= Bruno Angoletta =

Italian illustrator, cartoonist and painter

Bruno Angoletta (7 September 1889 - 7 January 1954) was an Italian illustrator, cartoonist and painter.

Angoletta was born in Belluno, from Orlando, a lawyer, and Francesca Bettio. For some years he studied law in Padua, but later abandoned his studies to entirely focusing into drawing and painting as an autodidact. In the late 1900s, he started a collaboration as an illustrator with the satirical weekly magazine L'Asino, then he moved to Rome, where he also began to collaborate with the magazine La tribuna illustrata.

At the outbreak of the First World War, despite his pericarditis, he volunteered, was wounded and taken prisoner in Bohemia but even performed acts of heroism that earned him two decorations.

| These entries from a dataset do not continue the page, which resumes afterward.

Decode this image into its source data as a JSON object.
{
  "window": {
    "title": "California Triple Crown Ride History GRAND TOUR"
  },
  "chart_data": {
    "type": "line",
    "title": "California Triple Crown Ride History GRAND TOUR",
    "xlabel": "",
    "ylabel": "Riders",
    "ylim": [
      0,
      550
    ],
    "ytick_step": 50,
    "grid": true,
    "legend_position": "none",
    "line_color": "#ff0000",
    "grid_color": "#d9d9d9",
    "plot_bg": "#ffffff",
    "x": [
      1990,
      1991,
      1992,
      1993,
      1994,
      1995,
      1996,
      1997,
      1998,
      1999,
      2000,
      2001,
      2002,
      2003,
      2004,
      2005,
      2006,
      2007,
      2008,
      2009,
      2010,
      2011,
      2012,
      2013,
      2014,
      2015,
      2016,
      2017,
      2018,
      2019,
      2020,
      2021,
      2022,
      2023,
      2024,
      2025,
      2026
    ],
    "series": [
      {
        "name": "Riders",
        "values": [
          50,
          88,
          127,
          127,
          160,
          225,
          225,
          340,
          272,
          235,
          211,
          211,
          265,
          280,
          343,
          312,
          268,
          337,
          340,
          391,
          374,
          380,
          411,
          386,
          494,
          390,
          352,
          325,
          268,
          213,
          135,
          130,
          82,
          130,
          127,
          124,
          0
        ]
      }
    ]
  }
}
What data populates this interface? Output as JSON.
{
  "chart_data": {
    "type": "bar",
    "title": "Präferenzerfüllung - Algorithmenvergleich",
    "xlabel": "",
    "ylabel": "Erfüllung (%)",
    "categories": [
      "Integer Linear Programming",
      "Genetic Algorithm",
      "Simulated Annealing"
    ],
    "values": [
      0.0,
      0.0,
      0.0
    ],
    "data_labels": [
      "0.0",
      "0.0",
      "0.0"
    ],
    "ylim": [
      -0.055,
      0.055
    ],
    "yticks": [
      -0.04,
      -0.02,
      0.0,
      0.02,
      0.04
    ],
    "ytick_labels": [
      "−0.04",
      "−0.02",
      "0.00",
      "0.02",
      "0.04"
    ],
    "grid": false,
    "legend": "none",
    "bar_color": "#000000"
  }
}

In 1921, he founded with Antonio Beltramelli the monthly children magazine Giro Giro Tondo, published by Mondadori.

In January 1928, in the pages of Corriere dei Piccoli, Angoletta started his most successful comic character, the soldier Marmittone, a mild-mannered young soldier who often, due to his mild temperament and not inclined to war, ends up being punished and transferred to the cell. The comic strip was published until 1940.

Other well-known comic characters he created in the period between the two wars were Sor Calogero Sorbara, Ermete Centarbe and Romolino & Romoletto, a couple of twins often glorifying the Fascist victories.